Foreign Civilian Deaths
There Are Only Estimates
By Bethany Carlson
The United States’ approach to Iraqi and Afghan deaths might appear to be summarized by now-retired general Tommy Franks’ comment that “We don’t do body counts.” The military’s reluctance to record deaths is probably partly due to fear of repeating Vietnam-style use of body counts as a measure of success. Members of the media, human rights organizations, and academic groups provide varying estimates for civilian deaths in the Iraq and Afghanistan conflicts.
The Iraq Body Count Project reports 112,667 to 123,284 civilian deaths between 2003 and 2013. The WikiLeaks Classified Iraq War Logs report 66,081 civilian deaths from 2004 through 2009. A report by the Costs of War project estimated 134,000 civilian deaths over the course of the war. A 2013 study by university researchers in the US, Canada, and Iraq claims nearly 500,000 civilian deaths were an indirect or direct result of the war. Militia and coalition forces were each blamed for about 35% of the deaths.
In 2005, the US military released data on the number of Iraqi civilians killed by insurgents—but not by coalition forces.

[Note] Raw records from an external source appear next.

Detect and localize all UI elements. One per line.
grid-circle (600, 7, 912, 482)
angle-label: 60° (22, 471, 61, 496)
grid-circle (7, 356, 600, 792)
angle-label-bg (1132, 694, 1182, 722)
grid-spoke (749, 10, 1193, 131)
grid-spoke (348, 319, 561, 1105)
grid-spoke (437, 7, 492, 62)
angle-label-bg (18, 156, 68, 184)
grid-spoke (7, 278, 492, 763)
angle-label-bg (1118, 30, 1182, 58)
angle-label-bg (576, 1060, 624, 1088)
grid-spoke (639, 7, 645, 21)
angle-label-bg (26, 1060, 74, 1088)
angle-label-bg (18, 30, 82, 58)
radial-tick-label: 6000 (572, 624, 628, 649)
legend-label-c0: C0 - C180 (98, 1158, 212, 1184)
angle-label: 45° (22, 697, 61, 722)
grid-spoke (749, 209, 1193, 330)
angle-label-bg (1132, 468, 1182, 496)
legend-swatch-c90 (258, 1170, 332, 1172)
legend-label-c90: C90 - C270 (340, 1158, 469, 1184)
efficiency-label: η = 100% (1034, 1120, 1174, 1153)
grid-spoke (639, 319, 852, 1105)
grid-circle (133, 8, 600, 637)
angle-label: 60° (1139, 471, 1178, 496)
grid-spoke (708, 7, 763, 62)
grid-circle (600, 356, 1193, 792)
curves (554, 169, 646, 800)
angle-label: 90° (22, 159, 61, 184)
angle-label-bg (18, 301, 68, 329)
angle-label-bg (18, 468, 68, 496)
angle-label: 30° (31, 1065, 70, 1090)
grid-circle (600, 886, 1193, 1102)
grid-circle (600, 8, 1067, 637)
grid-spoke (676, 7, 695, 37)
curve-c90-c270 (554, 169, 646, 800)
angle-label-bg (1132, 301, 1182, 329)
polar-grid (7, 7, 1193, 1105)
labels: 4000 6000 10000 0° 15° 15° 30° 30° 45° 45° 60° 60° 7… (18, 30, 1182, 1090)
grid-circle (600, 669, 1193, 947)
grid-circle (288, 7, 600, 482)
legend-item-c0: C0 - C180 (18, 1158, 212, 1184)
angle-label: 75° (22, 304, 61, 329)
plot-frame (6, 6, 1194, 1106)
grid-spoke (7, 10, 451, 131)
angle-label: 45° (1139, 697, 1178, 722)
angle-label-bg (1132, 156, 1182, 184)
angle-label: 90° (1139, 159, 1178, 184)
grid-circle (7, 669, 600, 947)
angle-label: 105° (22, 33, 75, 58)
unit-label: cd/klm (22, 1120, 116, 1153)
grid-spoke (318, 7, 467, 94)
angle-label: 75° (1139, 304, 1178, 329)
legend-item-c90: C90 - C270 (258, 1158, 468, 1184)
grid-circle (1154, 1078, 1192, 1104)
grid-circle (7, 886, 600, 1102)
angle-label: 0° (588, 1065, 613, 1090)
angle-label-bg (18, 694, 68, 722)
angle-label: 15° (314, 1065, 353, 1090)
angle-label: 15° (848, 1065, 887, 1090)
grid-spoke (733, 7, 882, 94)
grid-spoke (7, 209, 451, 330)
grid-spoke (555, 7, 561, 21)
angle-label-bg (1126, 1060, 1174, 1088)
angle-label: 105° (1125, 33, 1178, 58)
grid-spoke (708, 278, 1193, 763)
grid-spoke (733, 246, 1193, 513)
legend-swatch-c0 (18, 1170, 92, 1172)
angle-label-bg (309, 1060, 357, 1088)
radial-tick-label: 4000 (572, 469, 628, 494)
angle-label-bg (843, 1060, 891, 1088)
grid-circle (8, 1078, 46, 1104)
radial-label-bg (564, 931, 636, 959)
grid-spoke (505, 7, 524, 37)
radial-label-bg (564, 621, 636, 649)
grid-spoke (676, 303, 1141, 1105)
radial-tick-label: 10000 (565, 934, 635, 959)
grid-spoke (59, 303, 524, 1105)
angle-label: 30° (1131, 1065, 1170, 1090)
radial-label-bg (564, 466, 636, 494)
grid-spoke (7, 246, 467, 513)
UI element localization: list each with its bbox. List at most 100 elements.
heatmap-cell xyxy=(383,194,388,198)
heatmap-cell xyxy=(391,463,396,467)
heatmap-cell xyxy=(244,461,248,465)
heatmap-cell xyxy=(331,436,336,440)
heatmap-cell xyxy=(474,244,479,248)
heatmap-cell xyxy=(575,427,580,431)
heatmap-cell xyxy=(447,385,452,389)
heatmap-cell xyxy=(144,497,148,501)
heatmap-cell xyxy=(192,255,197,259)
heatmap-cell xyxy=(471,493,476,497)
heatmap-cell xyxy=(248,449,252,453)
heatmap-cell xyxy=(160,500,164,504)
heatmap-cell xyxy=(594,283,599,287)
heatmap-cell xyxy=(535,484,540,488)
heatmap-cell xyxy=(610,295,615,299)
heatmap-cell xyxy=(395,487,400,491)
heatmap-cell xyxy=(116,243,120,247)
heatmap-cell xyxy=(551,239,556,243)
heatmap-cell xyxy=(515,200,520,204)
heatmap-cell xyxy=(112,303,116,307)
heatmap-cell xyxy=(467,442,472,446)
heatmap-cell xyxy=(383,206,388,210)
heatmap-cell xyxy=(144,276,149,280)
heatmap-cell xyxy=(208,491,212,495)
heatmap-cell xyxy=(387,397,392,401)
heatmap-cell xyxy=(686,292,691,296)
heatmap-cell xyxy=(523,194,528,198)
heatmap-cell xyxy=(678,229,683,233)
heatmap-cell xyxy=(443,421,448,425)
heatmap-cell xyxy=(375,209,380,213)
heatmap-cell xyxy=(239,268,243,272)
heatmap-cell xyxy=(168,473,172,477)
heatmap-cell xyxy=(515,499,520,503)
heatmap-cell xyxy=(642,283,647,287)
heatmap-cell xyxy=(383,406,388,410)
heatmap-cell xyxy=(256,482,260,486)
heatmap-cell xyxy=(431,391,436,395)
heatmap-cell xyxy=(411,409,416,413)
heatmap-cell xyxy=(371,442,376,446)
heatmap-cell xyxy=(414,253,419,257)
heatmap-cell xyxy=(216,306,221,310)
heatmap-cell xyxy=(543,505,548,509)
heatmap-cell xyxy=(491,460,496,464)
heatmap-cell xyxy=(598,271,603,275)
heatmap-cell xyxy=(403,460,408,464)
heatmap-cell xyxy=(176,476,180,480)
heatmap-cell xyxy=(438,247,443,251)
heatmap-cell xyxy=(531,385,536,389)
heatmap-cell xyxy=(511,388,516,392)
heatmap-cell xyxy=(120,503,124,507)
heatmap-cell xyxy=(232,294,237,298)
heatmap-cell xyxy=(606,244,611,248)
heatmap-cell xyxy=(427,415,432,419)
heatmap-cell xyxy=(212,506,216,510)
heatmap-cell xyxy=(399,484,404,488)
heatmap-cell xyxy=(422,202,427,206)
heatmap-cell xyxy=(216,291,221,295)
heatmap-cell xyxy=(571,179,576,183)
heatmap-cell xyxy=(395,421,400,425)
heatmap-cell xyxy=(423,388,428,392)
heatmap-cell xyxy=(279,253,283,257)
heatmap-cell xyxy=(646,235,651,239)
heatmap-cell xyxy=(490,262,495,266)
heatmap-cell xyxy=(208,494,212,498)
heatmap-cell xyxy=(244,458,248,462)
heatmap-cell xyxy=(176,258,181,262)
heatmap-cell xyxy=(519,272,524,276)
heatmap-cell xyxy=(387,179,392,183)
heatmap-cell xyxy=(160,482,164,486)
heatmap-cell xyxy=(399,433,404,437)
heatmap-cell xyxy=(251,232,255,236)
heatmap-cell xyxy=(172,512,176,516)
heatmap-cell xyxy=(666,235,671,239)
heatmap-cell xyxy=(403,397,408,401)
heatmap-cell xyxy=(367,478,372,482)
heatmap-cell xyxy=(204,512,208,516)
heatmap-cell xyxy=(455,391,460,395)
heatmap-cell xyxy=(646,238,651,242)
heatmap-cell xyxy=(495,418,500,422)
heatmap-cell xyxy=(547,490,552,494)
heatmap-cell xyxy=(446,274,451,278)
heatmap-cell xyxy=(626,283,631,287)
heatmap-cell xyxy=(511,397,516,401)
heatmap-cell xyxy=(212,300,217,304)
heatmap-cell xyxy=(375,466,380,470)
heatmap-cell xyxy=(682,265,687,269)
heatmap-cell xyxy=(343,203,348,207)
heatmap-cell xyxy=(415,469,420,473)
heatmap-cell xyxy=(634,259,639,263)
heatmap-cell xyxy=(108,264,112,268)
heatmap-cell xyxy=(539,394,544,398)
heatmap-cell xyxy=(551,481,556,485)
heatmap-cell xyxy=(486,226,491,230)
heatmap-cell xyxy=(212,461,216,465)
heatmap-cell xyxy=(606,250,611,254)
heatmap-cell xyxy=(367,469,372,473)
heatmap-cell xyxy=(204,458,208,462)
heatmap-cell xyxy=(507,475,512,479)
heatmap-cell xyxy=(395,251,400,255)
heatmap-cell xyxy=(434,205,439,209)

Estimates for civilian casualties in Afghanistan are even less clear. Summing the more conservative estimates by the Project on Defense Alternatives, Human Rights Watch, UN Assistance Mission Afghanistan, and University of New Hampshire’s Professor Marc Herold resulted in a total of nearly 5,000 civilian deaths caused directly by US and NATO actions between 2001 and 2011. However, a journalist from The Guardian estimates 20,000 deaths caused indirectly by military action just in the first few months of the war, with Professor Herold claiming that over 3,000 civilian deaths were directly caused by US-led forces in that same time period.
The UN reported in February that a 14% increase in civilian casualties last year resulted in nearly 3,000 deaths. Anti-government forces caused almost three-quarters of the deaths, with the remainder caused equally by pro-government forces and fighting between the two factions. The United Nations reported similar percentages of civilian deaths from 2009 to 2011 caused by the Taliban and other anti-government forces.
6,802 Dead American Soldiers, 104 from Oregon
By Dave Deluca
That is the human cost of the wars in Iraq and Afghanistan between 2001 and mid-April of 2014. Operations Iraqi Freedom and Enduring Freedom have taken the lives of 104 Oregonians in uniform. Those numbers include 12 soldiers from either Linn or Benton County. Of those, one was from Philomath and four from here in Corvallis.